Catherine Cook, HRI’s sustainable financing lead, suggested some ways that people in drug-war donor countries can take action.

“Voters and citizens can keep pressure on governments through local and particularly through international processes,” she told Filter. “[With respect to] the latter, for example, there is an opportunity to engage in the UN Commission on Narcotic Drugs 2024 mid-term review of the 2019 Ministerial declaration.”

“In calling for decolonized drug policy,” she added, “it’s important to shine a light on the funding flows for punitive policies. Voters and citizens can call on their governments to be more transparent and accountable in their aid spending and demand they do not act hypocritically.”

On that point, she noted how “some donor countries, including the US and several European countries, continue to support the war on drugs in aid-recipient countries while pursuing more effective, non-punitive, health-based policies domestically.”

As the report explains, US drug-war spending undermines other US foreign aid projects.

While the US is the world’s top drug-war donor, HRI’s report shows how the numbers have fluctuated.
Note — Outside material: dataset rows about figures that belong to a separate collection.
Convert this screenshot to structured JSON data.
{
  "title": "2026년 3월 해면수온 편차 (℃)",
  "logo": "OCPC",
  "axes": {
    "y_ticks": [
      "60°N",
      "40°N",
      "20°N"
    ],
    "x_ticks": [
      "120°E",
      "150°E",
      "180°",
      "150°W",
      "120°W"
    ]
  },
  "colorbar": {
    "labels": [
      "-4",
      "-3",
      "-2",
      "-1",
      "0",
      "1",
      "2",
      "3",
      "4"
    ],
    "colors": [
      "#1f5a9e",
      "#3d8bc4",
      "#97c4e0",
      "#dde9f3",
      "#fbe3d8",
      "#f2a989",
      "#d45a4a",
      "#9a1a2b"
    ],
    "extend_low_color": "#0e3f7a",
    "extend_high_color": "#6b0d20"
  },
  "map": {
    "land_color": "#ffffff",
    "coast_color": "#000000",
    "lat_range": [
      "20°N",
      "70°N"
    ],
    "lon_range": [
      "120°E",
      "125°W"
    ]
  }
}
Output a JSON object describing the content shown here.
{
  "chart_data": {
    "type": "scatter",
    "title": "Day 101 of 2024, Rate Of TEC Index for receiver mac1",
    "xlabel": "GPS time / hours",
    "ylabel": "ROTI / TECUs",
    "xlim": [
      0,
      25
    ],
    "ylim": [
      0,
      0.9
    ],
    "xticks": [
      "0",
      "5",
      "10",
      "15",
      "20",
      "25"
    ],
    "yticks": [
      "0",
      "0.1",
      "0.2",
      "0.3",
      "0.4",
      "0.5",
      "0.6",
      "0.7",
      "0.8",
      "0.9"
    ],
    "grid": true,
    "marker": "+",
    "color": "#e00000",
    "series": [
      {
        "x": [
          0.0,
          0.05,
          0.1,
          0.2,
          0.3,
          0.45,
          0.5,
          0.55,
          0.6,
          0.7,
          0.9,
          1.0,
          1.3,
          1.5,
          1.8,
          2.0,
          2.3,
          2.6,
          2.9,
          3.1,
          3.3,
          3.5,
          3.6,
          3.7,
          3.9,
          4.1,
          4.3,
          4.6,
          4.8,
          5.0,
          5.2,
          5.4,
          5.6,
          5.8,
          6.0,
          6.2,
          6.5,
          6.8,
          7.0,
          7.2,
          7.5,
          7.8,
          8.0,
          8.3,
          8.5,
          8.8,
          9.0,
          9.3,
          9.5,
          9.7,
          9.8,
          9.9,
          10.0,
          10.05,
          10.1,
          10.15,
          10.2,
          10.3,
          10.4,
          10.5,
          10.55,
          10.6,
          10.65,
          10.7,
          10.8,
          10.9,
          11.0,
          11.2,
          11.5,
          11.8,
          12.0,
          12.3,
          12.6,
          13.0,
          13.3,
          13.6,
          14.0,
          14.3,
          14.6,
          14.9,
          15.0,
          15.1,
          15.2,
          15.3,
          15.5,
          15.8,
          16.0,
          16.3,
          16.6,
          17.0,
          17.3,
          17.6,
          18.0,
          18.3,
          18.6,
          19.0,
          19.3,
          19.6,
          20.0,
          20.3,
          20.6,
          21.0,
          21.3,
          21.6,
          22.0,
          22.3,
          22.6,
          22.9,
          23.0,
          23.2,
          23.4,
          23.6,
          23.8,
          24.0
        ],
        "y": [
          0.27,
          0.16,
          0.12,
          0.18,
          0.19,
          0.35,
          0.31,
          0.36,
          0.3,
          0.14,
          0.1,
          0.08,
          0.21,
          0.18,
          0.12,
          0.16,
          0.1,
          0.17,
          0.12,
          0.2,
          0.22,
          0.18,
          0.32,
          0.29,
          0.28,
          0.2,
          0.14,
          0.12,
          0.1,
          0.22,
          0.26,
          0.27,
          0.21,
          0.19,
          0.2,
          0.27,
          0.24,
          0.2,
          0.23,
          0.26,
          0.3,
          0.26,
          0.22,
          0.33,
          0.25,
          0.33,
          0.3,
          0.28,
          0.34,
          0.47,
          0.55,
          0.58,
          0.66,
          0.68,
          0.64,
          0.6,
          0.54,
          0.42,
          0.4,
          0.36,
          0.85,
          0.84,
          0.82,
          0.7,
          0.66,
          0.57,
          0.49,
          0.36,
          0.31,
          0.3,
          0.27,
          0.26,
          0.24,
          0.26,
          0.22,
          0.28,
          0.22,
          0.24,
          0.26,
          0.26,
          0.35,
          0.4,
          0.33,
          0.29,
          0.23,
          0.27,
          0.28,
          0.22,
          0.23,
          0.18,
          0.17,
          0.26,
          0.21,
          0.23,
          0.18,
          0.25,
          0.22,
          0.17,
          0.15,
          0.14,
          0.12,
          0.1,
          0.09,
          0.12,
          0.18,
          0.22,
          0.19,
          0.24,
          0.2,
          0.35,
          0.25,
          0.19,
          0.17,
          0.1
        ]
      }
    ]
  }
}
In 2021 the country spent $301 million in aid for “narcotics control” (though even that is less than a third of what it spends on the global drug war through other initiatives). This aid figure was a massive increase from the $31 million given the prior year. But we know little about how the money was spent. Colombia was the biggest recipient, but the researchers couldn’t find more details, because data were redacted to protect the “health and security of implementing partners, and the national interest of the United States.”

US federal law essentially coerces countries that try to end the drug war by denying them aid funding. The 2003 Foreign Relations Authorizations Act, signed into law by President George W. Bush, largely prohibits foreign aid to countries that are considered to host large-scale drug transit or production, and to be making little effort to end the illicit trade. In 2022, this group, termed the “Majors List,” included Afghanistan, The Bahamas, Belize, Bolivia, Burma, Colombia, Costa Rica, the Dominican Republic, Ecuador, El Salvador, Guatemala, Haiti, Honduras, India, Jamaica, Laos, Mexico, Nicaragua, Pakistan, Panama, Peru, and Venezuela.

As the report explains, US drug-war spending undermines other US foreign aid projects. The US Agency for International Development (USAID), for example, provides services for vulnerable populations, including people who use drugs, by addressing stigma and discrimination. And it funds harm reduction programs in countries such as Vietnam (though not syringe service programs).

Countries can easily increase funding for harm reduction by making even small cuts to their drug enforcement budgets, HRI noted in a previous report. For example, researchers in Thailand found the country could cover the cost of HIV prevention programs for drug users for two years, using just 1 percent of its national drug enforcement budget. And Indonesia would save $31 million each year in prison-related costs by decriminalizing drug use and possession—double the estimated amount needed to fully fund harm reduction programs.